The respondent determined 50 per cent additions to the tax for fraud in every case. On*103 brief respondent concedes this issue in the cases of Pauline, Sylvia and Leona Miller, and Best-Ever Packing Company. As a result of our holding in the Union Feed Yards, Inc., case, there is no basis for the additions to tax asserted against that corporation.

The burden of proof as to fraud is upon the respondent. Section 1112, Internal Revenue Code of 1939. Fraud must be proved by affirmative and convincing evidence. Although we consider the evidence sufficiently shows that Adolph Miller, the managing and controlling stockholder and officer of Packing authorized and sanctioned, if he did not originate and direct, the collection of overceiling prices on meat of the corporation, we are unable to find from the evidence that the deficiencies in the case of Packing were in any part due to fraud with intent to evade tax.
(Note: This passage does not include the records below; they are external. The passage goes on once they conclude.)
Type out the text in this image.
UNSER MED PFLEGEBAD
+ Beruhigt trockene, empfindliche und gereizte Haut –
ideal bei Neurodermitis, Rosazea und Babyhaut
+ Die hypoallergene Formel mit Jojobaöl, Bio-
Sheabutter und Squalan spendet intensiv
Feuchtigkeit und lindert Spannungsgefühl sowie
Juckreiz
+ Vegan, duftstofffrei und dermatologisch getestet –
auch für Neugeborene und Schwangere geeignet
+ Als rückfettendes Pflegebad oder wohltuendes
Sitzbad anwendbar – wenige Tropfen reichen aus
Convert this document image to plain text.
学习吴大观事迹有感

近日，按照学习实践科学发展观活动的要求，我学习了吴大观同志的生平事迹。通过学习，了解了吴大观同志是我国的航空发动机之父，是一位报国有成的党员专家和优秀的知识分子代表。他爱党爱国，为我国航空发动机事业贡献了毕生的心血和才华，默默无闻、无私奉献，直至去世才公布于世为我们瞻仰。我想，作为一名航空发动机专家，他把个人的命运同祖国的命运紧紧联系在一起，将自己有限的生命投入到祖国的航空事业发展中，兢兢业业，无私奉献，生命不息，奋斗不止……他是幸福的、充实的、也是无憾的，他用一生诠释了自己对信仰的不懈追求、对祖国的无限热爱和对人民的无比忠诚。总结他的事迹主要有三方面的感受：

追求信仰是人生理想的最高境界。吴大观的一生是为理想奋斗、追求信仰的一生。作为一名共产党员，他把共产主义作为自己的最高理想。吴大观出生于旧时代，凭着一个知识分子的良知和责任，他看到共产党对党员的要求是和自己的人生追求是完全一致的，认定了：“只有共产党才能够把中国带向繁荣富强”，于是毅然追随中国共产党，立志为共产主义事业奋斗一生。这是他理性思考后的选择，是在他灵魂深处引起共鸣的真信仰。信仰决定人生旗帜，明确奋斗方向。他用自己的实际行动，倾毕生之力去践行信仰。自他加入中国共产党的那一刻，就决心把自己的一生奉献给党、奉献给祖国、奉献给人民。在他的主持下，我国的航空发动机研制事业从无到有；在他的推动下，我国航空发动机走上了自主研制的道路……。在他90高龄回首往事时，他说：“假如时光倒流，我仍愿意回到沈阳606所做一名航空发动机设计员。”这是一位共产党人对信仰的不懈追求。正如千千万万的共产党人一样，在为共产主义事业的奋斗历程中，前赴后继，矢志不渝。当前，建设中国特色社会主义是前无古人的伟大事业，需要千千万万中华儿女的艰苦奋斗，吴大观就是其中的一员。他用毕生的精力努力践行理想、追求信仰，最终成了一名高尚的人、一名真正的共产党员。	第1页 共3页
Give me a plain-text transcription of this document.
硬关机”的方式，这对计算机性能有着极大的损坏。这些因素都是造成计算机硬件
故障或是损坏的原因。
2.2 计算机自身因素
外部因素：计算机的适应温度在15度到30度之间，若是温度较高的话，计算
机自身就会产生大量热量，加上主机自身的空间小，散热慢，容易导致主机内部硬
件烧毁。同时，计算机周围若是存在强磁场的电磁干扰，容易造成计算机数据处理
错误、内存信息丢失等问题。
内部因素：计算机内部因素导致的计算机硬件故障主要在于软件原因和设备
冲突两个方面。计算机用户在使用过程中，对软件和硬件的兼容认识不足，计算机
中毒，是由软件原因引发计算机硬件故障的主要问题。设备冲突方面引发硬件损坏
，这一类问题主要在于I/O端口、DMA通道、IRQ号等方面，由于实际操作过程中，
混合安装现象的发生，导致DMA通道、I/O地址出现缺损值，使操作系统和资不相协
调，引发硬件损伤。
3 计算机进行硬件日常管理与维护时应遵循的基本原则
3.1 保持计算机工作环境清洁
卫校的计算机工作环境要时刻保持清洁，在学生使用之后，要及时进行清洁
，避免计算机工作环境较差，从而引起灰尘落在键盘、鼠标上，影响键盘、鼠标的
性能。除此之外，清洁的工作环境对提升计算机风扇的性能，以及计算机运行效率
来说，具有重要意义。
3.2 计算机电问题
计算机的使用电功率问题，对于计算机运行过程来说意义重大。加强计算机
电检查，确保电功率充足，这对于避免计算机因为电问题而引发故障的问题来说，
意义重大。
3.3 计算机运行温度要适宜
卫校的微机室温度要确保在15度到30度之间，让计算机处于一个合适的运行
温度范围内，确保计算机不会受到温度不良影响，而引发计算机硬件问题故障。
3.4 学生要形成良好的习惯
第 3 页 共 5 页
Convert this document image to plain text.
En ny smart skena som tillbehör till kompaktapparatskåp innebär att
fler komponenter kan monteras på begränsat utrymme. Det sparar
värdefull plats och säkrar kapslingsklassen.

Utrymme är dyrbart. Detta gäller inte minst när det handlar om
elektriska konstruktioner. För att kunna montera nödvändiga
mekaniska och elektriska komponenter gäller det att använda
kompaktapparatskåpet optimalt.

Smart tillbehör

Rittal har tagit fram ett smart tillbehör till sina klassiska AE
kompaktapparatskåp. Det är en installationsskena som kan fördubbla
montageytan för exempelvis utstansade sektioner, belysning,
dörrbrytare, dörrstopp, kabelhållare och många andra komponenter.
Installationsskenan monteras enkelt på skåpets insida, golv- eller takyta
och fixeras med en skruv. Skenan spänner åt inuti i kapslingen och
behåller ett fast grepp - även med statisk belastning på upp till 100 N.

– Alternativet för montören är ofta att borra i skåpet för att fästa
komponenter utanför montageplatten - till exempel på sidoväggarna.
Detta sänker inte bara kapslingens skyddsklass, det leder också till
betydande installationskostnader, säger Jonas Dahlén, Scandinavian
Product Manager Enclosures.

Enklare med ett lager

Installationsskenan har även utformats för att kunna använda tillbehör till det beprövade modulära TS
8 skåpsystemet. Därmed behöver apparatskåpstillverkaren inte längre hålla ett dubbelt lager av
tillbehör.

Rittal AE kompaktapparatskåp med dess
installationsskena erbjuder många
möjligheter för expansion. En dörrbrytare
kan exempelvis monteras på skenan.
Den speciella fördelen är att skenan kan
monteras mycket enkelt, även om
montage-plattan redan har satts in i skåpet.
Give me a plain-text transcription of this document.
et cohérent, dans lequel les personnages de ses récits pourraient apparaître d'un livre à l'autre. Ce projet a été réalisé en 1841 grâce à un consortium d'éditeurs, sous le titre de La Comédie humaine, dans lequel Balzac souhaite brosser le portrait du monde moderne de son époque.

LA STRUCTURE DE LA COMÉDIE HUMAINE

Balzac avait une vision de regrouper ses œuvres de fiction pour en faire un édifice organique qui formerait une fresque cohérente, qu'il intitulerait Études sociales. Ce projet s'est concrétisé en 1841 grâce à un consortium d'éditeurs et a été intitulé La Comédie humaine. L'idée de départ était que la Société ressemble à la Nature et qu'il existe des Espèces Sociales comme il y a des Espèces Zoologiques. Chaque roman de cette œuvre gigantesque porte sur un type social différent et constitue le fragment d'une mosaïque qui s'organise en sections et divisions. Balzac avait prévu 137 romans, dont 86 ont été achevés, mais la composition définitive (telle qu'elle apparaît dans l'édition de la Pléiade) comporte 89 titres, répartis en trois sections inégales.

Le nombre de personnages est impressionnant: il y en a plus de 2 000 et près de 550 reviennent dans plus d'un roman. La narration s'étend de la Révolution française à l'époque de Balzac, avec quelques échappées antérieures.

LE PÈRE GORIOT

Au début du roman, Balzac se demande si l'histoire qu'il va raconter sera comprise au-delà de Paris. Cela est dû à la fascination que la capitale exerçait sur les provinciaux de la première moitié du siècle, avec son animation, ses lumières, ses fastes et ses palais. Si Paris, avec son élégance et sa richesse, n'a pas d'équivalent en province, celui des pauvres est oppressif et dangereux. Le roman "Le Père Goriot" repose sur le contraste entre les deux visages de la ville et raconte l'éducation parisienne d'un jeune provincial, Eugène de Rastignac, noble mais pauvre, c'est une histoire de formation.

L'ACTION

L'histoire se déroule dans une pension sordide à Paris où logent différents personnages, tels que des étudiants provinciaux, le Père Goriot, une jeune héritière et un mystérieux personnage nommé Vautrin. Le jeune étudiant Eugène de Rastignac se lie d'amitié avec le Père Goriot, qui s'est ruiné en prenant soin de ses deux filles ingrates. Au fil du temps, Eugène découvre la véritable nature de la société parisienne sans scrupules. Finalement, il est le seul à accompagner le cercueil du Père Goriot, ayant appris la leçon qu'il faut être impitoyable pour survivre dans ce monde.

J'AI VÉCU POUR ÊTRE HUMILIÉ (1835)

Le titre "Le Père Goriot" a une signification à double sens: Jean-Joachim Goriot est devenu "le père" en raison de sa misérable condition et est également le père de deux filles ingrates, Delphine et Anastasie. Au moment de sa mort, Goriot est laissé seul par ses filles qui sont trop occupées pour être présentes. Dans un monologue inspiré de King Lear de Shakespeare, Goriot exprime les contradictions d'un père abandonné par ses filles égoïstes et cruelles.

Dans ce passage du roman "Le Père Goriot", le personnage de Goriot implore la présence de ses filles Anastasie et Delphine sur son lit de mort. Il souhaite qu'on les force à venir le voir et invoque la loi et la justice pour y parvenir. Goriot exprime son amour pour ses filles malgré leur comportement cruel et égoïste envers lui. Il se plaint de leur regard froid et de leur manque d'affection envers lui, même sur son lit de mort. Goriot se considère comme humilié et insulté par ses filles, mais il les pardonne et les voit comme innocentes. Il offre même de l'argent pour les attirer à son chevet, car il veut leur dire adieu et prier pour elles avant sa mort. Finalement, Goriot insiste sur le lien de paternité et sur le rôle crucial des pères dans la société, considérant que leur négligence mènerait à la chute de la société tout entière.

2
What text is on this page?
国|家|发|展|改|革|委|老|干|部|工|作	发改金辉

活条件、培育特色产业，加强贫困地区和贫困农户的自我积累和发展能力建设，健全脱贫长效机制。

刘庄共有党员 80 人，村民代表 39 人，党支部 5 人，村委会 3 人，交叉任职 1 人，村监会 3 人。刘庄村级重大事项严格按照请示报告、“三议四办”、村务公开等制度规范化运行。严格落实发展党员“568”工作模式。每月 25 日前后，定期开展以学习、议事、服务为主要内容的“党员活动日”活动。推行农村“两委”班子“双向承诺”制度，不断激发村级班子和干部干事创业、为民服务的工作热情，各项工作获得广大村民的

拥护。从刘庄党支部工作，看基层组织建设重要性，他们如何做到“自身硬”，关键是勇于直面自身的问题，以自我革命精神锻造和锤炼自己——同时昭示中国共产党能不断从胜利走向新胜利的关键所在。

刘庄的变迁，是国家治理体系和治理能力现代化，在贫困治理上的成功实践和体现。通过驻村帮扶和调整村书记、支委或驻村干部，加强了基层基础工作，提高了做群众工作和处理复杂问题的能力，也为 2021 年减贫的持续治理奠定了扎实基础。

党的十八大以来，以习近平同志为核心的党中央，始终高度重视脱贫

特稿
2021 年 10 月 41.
The question whether such collections were income to the corporation was not free from doubt. Accordingly, the additions to tax are not sustained as to Union Packing Company. For the same reason although Adolph omitted to report overceiling collections and other amounts deemed*104 constructive dividends from the corporations, we do not find the evidence sufficient to establish that the deficiencies in the case of Adolph Miller were in any part due to fraud with intent to evade tax.

Nor is the evidence sufficient to show that the deficiencies in the case of Union Stock Farms were in any part due to fraud with intent to evade tax. The adjustments we have upheld concerned matters over which reasonable persons might differ and the amounts thereof were not large. The additions to tax for fraud as to this corporation are not sustained.

In the cases of Nathan and Benjamin Miller, the respondent determined deficiencies and additions to tax for fraud upon the basis that the overceiling collections were income to them and their wives. The determination was made as a protective measure in accordance with the respondent's alternative position that if this income was not taxable to Packing it was taxable to these individuals. The petitioners on brief do not contest the additions to tax for fraud as to Nate and Ben. However, since we have sustained the respondent's determination that the collections involved were taxable as income to the corporation, it appears that*105 there will be no deficiencies in these cases and therefore no basis for additions to the tax for fraud. This may be determined in a computation under Rule 50.

Decision will be entered for the respondent in Docket No. 32714. Decisions will be entered for the petitioner in Docket Nos. 29100, 29581 and 32713. Decisions will be entered under Rule 50 in Docket Nos. 29579, 32711, 45704, 29099, 29580, 32712, 29101, 29582, 32709, 29583, 32710, 29104, 29586, 29105, 29587, 29102, 29584, 29103 and 29585.


Footnotes

  • 1. Proceedings of the following petitioners are consolidated herewith: Union Packing Company, Docket Nos. 32711, 45704; Union Stock Farms, Docket Nos. 29099, 29580, 32712; Union Feed Yards, Inc., Docket Nos. 29100, 29581, 32713; Best-Ever Packing Company, Docket No. 32714; Adolph Miller, Docket Nos. 29101, 29582, 32709; Pauline Miller, Docket Nos. 29583, 32710; Benjamin Miller, Docket Nos. 29104, 29586; Sylvia Miller, Docket Nos. 29105, 29587; Nathan Miller, Docket Nos. 29102, 29584; Leona Miller, Docket Nos. 29103, 29585.

  • *. The year "1943" was substituted for "1942" pursuant to Official Order of the Tax Court, dated November 23, 1955, and signed by Judge Tietjens.

  • *. Year changed from 1955 to 1945 by official Order of Tax Court, dated December 7, 1955, and signed by Judge Tietjens.